Another factor is the renovation and reuse of Kendale’s bottom third as the MINA Charter School, which opened its doors to students in August of 2020. The school currently serves nearly 250 children, and expects to add more than 100 more next year, meaning the structure has gone in the space of a year from one which housed nothing and was surrounded by a crumbling parking lot to one which brings hundreds of families to and from the facility each weekday.
“It was central, it had the parking, and while we knew we had to do some upfitting, we knew right away that it had the best potential for us,” said Dr. Shawn Williams, the school’s lead administrator.

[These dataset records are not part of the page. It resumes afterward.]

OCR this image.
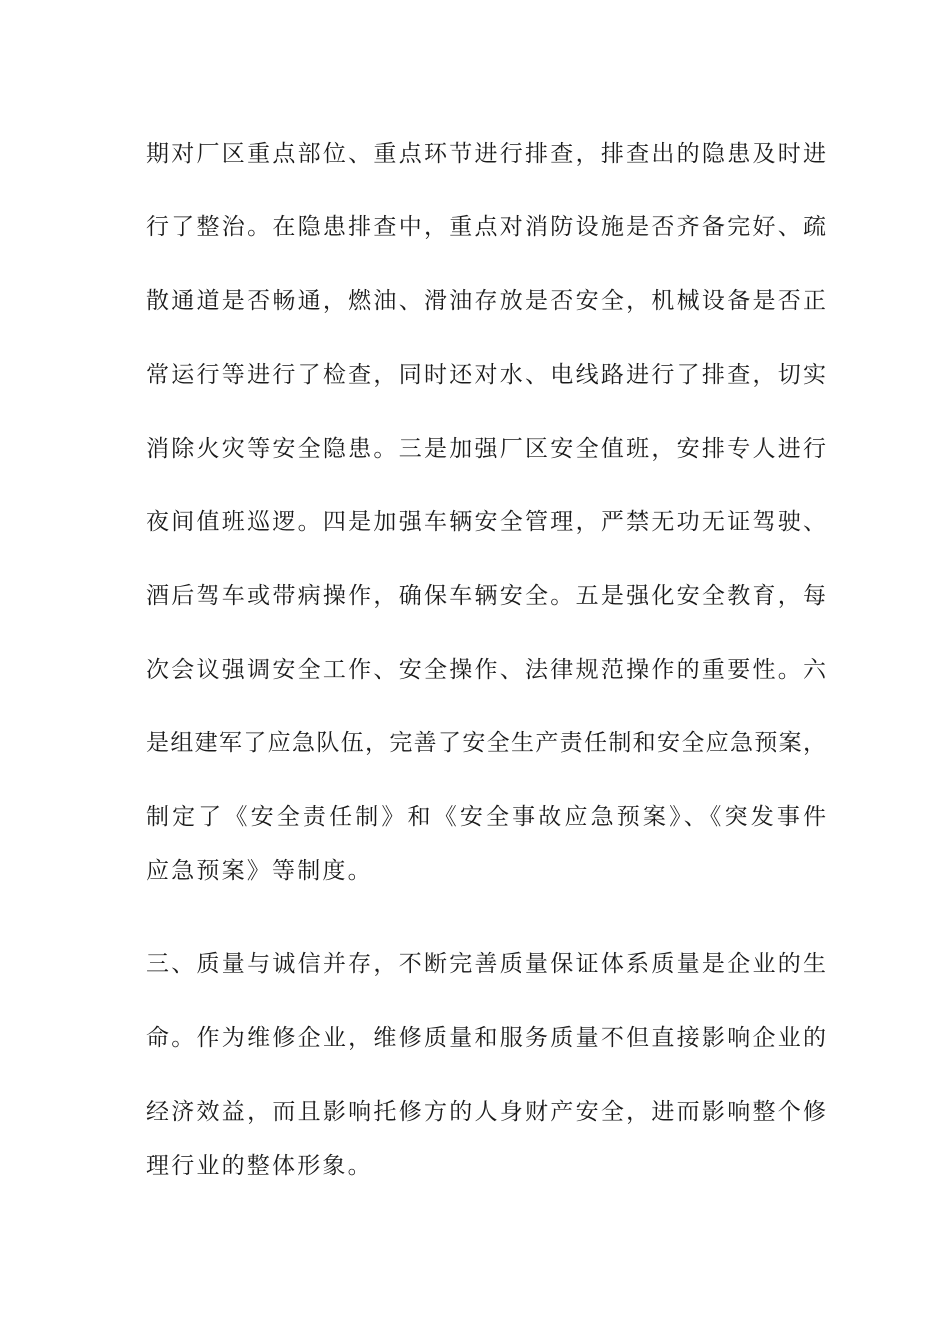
期对厂区重点部位、重点环节进行排查，排查出的隐患及时进
行了整治。在隐患排查中，重点对消防设施是否齐备完好、疏
散通道是否畅通，燃油、滑油存放是否安全，机械设备是否正
常运行等进行了检查，同时还对水、电线路进行了排查，切实
消除火灾等安全隐患。三是加强厂区安全值班，安排专人进行
夜间值班巡逻。四是加强车辆安全管理，严禁无功无证驾驶、
酒后驾车或带病操作，确保车辆安全。五是强化安全教育，每
次会议强调安全工作、安全操作、法律规范操作的重要性。六
是组建军了应急队伍，完善了安全生产责任制和安全应急预案，
制定了《安全责任制》和《安全事故应急预案》、《突发事件
应急预案》等制度。
三、质量与诚信并存，不断完善质量保证体系质量是企业的生
命。作为维修企业，维修质量和服务质量不但直接影响企业的
经济效益，而且影响托修方的人身财产安全，进而影响整个修
理行业的整体形象。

Williams said the school had already partnered in some ways with some neighboring businesses, some of whom even send their kids to the school.
“Things seem to be thriving again in this area, and the growth has been exciting,” he said In addition to MINA’s transformation of Kendale’s bottom third — an expansion into the portion that used to house Kendale Cinemas is underway — there’s evidence that the portion still dedicated to commerce is seeing a turnaround. While many of the storefronts remain vacant, the complex was purchased by Moore County-based Par 5 Development purchased the property in 2019. And while the company hasn’t publicly disclosed its plans, some renovations have been done and some sources have indicated seeing more consistency among tenants since.
Ramsperger said he expects growth to continue in the area.
“Downtown Sanford has more foot traffic, but you’re starting to see that spill over into downtown Jonesboro as well,” he said. “And investors are starting to realize that this place is up and coming. “In commercial real estate we talk about anchors. You’re starting to see some new anchors in that area, like the new Valenti’s and (Christians United Outreach Center) occupying the old O’Connell’s Grocery.”
The Jonesboro boom will impact the residential sector as well, with a 200 unit apartment complex on tap near the intersection of Dalrymple and Main streets, and a senior living facility on Woodland Avenue coming in the near future. Mann said these things are all tied together.
“Good leadership looks 10 or 20 years out. We looked at Jonesboro and saw a once vibrant area that we knew could be vibrant again, but if we needed to have some public investment for that to happen,” he said. “Now you’re seeing a coffee shop, these new restaurants that are coming in — it all started with that bond referendum, and it was a very intentional plan.”